In the first independent analysis of the trusts, the Audit Commission said they had spent too much time and energy on setting up structures and processes at the expense of improving the lives of children and young people.

It said: “On the ground, professionals are working together, often through informal arrangements outside the trust framework. Trusts get in the way. A third of directors of children’s services say the purpose of the trusts is unclear and the uncertainty is hampering their efforts to deliver better services.”

Integration of services was recommended by Lord Laming in 2003 after he conducted an official inquiry into Victoria’s death.
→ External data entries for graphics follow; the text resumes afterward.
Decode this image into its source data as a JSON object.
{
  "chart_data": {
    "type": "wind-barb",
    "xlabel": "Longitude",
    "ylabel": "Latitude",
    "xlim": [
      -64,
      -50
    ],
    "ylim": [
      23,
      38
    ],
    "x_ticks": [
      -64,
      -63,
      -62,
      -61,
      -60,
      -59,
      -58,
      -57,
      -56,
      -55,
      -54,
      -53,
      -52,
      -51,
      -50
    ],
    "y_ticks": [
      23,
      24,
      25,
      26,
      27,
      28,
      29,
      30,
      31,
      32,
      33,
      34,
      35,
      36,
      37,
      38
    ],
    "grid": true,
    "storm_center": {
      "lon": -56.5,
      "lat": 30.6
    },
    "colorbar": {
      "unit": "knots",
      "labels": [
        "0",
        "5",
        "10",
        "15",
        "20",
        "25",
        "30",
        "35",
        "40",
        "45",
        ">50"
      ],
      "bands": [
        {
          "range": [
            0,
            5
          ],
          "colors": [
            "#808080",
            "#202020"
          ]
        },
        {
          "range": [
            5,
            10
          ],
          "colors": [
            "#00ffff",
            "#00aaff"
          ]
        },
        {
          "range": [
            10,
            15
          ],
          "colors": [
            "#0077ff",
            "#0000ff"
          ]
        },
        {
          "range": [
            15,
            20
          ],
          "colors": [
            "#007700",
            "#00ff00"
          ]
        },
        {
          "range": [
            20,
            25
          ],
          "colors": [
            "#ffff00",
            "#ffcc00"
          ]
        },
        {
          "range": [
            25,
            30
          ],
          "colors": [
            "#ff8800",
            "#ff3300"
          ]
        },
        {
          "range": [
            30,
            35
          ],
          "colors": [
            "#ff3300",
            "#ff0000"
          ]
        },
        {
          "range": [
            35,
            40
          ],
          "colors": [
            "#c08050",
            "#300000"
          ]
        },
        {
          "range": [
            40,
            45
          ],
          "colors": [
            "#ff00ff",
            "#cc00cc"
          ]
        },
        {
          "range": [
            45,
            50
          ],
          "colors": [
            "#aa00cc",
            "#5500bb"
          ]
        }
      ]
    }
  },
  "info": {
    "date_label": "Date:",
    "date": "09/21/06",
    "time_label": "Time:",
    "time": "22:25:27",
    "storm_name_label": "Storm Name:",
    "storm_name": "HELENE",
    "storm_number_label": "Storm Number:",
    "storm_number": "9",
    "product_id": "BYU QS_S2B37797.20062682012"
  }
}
The proposal was accepted by Alan Milburn, then health secretary, but implementation became confused after education ministers took over responsibility for children’s social services.

It was decided that the trusts should not have any statutory authority and would not own assets, employ staff or have legal accountability for spending public money.

The commission said the trusts were unsure of their role and relationships with other organisations.

“There is little evidence that children’s trust boards are making a substantial difference to outcomes … Children’s trust arrangements should be halfway through a 10-year change programme: they still face significant challenges for the future,” it added.

The commission said that children and young people should be given a greater say in how children’s services are designed, but did not call for the trusts to be scrapped.

It said: “While it is too early to say whether children’s trusts have made much of a difference to the lives of children and young people, it is also too early to say that the current arrangements need to be changed.”

The children’s minister, Beverley Hughes, said: “I am very disappointed that the commission appears to have gone for headline over substance.

“Not only are the messages a misrepresentation of what their own report as a whole says, but it is based on fieldwork which is now almost a year old.

“Significant changes have taken place since then, not least the publication of the Children’s Plan, which sets out very clearly our high ambitions for children and the strength and role of children’s trusts in delivering them.

“We have consulted widely on how best to strengthen children’s trusts and we will shortly be publishing a completely revised guidance document on children’s trusts, which explains what a children’s trust is, what it does and how it fits into the wider family of partnership working.

“We are also proposing to introduce legislative changes building on what has already been achieved.”